Despite boys being generally better resourced and performing better at the secondary school level, a new survey has found that girls outperform them in foundational literacy and numeracy assessments at the primary level.
The findings by Usawa Agenda show that more boys than girls in Grade 6 are unable to read for comprehension a Grade 3-level English story or solve a Grade 3 numeracy assessment.
Contained in the organisation’s second report on Gender Equality in and through Education in Kenya, the study builds on the findings of the Foundational Literacy and Numeracy Assessment (FLANA) report released in January.
The report comes at a time when national education priorities are evolving, making it critical to examine how gender equality is being addressed through ongoing reforms, policy implementation and sector planning.
According to the report, girls record higher enrolment rates in primary school and consistently outperform boys in foundational learning assessments, even as boys tend to have better access to educational resources later in the system.
The FLANA 2025 survey was conducted in June and July 2025 and assessed 49,835 children aged between 10 and 15 years, both in and out of school, as well as learners in Grades 3 to 9 aged up to 17 years.
The assessment covered 1,527 public and private primary and comprehensive schools with a combined learner population of 1,017,910.
Of these, 530,704 learners were enrolled in primary school, while 340,691 were in junior school.
Researchers evaluated whether Grade 4 and Grade 6 learners completing primary education could read and comprehend a Grade 3-level English story and solve Grade 3-level numeracy tasks.
Nationally, only 19 in 100 Grade 4 boys and 22 in 100 Grade 4 girls were able to complete both the literacy and numeracy tasks, underscoring wider concerns over foundational learning outcomes across the country.
The study also found that girls in private primary schools outperform boys by a wider margin than those in public schools.
However, the trend shifts in refugee communities where boys perform slightly better than girls.
In these areas, 14 in 100 boys and nine in 100 girls were able to read and comprehend a Grade 3 English story and solve a Grade 3 numeracy problem.
Urban schools posted relatively stronger outcomes overall compared to rural schools. Nationally, 31 in 100 Grade 4 learners in urban areas demonstrated proficiency in both literacy and numeracy compared to 28 in 100 learners in rural areas.
“Grade 4 girls outperform their male counterparts across both geographies in English and Mathematics proficiency,” the report states.
In rural schools, 29.2 per cent of girls demonstrated proficiency compared to 27.1 per cent of boys. In urban schools, 31.8 per cent of girls demonstrated proficiency compared to 29.5 per cent of boys.

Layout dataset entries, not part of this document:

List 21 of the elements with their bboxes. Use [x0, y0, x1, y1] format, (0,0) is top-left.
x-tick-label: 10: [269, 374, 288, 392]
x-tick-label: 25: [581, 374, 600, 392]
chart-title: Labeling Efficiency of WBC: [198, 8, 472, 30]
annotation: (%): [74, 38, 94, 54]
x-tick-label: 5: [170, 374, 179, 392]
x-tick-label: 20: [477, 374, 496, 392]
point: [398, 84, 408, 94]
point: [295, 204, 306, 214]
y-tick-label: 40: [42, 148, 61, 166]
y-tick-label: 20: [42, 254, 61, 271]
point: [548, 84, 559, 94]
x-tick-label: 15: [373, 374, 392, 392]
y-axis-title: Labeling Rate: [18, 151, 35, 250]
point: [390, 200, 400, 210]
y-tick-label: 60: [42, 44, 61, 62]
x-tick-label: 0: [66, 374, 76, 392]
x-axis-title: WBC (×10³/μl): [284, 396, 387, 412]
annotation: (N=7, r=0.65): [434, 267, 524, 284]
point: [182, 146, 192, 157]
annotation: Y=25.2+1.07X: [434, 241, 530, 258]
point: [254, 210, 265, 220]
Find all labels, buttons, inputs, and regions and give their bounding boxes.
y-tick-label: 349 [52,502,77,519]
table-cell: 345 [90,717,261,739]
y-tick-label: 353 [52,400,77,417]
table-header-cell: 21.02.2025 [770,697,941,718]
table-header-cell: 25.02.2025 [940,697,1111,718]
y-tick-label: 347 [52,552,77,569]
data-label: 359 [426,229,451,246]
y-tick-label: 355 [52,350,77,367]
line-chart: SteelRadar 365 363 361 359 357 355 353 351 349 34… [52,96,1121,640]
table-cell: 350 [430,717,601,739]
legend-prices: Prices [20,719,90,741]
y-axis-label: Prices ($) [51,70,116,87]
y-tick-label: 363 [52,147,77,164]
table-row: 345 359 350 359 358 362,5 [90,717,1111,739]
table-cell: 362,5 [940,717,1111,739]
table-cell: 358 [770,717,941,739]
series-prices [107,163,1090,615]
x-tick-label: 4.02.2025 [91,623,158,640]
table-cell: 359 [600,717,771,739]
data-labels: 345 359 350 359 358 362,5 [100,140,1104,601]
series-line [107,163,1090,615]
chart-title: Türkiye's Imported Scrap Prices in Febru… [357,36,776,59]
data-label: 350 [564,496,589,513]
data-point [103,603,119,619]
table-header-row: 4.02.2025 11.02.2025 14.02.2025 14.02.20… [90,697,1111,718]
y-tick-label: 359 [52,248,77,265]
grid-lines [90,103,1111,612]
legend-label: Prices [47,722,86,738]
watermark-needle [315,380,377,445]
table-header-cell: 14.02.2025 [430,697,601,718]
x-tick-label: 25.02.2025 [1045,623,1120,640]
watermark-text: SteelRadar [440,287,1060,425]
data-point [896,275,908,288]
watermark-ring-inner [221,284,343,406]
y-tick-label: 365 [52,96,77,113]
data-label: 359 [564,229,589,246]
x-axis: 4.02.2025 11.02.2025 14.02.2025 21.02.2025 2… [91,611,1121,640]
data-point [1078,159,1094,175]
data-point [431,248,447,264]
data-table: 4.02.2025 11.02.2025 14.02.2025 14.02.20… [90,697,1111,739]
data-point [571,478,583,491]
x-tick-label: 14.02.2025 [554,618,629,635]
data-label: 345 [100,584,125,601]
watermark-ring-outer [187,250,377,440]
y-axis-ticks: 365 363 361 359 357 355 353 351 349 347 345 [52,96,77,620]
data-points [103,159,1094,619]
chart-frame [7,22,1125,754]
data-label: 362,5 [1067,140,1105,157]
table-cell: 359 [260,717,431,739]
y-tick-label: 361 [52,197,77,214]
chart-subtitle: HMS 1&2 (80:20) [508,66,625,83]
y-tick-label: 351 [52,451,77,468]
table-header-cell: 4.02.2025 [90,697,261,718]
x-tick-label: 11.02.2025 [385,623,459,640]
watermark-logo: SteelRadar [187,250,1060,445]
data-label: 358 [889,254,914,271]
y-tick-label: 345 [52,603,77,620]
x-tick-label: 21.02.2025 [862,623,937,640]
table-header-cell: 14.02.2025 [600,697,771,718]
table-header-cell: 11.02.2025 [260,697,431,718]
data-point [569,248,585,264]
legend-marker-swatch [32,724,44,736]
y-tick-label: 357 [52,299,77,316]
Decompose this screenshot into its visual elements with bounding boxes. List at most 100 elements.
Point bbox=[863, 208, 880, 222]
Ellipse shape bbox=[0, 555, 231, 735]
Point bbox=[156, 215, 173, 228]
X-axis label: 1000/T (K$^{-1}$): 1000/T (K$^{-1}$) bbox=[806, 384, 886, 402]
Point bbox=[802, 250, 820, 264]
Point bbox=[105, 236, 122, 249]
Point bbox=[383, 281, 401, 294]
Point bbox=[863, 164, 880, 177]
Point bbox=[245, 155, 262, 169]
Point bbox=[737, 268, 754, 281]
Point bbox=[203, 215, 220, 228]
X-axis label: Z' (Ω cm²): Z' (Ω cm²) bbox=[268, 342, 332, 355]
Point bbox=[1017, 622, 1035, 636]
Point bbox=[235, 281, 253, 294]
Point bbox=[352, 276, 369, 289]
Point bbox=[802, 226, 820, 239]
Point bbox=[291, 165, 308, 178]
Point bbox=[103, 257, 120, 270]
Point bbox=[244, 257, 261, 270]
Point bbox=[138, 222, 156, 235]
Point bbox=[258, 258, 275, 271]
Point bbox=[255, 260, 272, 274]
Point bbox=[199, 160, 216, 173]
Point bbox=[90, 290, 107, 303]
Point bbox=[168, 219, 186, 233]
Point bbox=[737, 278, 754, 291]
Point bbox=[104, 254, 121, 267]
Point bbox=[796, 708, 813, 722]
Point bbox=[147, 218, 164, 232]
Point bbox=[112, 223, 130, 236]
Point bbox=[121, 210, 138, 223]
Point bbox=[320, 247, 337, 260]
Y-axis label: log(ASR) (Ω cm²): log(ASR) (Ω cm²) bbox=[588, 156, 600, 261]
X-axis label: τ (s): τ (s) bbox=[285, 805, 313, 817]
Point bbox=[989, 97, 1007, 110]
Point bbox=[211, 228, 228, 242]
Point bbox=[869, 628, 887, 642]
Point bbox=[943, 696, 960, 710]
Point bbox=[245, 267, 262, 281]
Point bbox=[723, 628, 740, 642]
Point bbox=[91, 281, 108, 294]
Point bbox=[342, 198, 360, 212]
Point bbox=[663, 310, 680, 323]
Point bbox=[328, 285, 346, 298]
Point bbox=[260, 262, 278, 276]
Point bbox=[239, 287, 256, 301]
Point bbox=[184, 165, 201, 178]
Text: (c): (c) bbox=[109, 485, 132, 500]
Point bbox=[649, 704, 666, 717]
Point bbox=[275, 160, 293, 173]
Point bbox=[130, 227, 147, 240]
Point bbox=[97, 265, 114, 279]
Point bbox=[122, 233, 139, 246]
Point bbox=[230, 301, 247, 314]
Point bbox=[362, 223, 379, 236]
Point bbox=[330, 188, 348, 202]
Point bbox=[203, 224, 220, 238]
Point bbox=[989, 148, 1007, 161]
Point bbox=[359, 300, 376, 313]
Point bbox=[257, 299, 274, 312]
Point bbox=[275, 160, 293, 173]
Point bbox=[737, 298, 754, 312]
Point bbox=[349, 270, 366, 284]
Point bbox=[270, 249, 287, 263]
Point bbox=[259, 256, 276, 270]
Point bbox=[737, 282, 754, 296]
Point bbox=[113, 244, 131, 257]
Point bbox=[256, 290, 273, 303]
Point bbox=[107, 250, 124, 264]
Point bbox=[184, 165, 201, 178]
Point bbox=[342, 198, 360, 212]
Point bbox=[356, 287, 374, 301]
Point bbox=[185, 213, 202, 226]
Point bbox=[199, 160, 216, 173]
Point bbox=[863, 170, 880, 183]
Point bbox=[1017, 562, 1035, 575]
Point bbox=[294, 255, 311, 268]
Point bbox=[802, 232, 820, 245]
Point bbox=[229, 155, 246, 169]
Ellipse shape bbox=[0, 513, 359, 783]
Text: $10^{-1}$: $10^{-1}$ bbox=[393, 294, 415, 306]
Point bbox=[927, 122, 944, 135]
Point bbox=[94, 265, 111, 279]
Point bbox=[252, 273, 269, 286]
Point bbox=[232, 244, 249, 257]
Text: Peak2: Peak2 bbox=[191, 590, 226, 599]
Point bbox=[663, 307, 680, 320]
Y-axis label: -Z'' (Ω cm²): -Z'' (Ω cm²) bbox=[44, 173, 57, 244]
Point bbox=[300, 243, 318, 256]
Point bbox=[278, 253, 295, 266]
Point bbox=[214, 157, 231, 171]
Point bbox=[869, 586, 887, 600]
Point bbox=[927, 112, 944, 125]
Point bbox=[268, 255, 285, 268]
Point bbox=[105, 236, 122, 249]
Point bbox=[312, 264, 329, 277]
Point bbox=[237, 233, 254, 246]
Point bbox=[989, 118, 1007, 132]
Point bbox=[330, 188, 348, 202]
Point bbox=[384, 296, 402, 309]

Among Grade 6 learners in public primary schools, 40.4 per cent of boys were unable to read for comprehension a Grade 3-level English story compared to 33.3 per cent of girls.
The pattern, however, reverses in private and refugee schools. In refugee community schools, nearly half of Grade 6 girls, at 47.5 per cent, were unable to read for comprehension a Grade 3-level English story.
Private schools recorded better outcomes overall, but 27.8 per cent of girls demonstrated lack of proficiency compared to 20 per cent of boys.
The disparity was also evident across rural and urban settings, where boys consistently recorded lower literacy proficiency levels than girls.
In rural schools, 41.6 per cent of boys, compared to 35.9 per cent of girls, were unable to comprehend a Grade 3-level English story.
In urban schools, 31 per cent of boys failed the assessment compared to 26.6 per cent of girls.
The findings are likely to raise fresh concerns over the effectiveness of foundational learning interventions under ongoing education reforms, particularly in public primary schools where literacy and numeracy gaps remain pronounced.
Education stakeholders have increasingly warned that weak foundational skills at lower levels of learning could undermine learner transition, competency acquisition and performance in higher levels of education if not addressed early through targeted support programmes.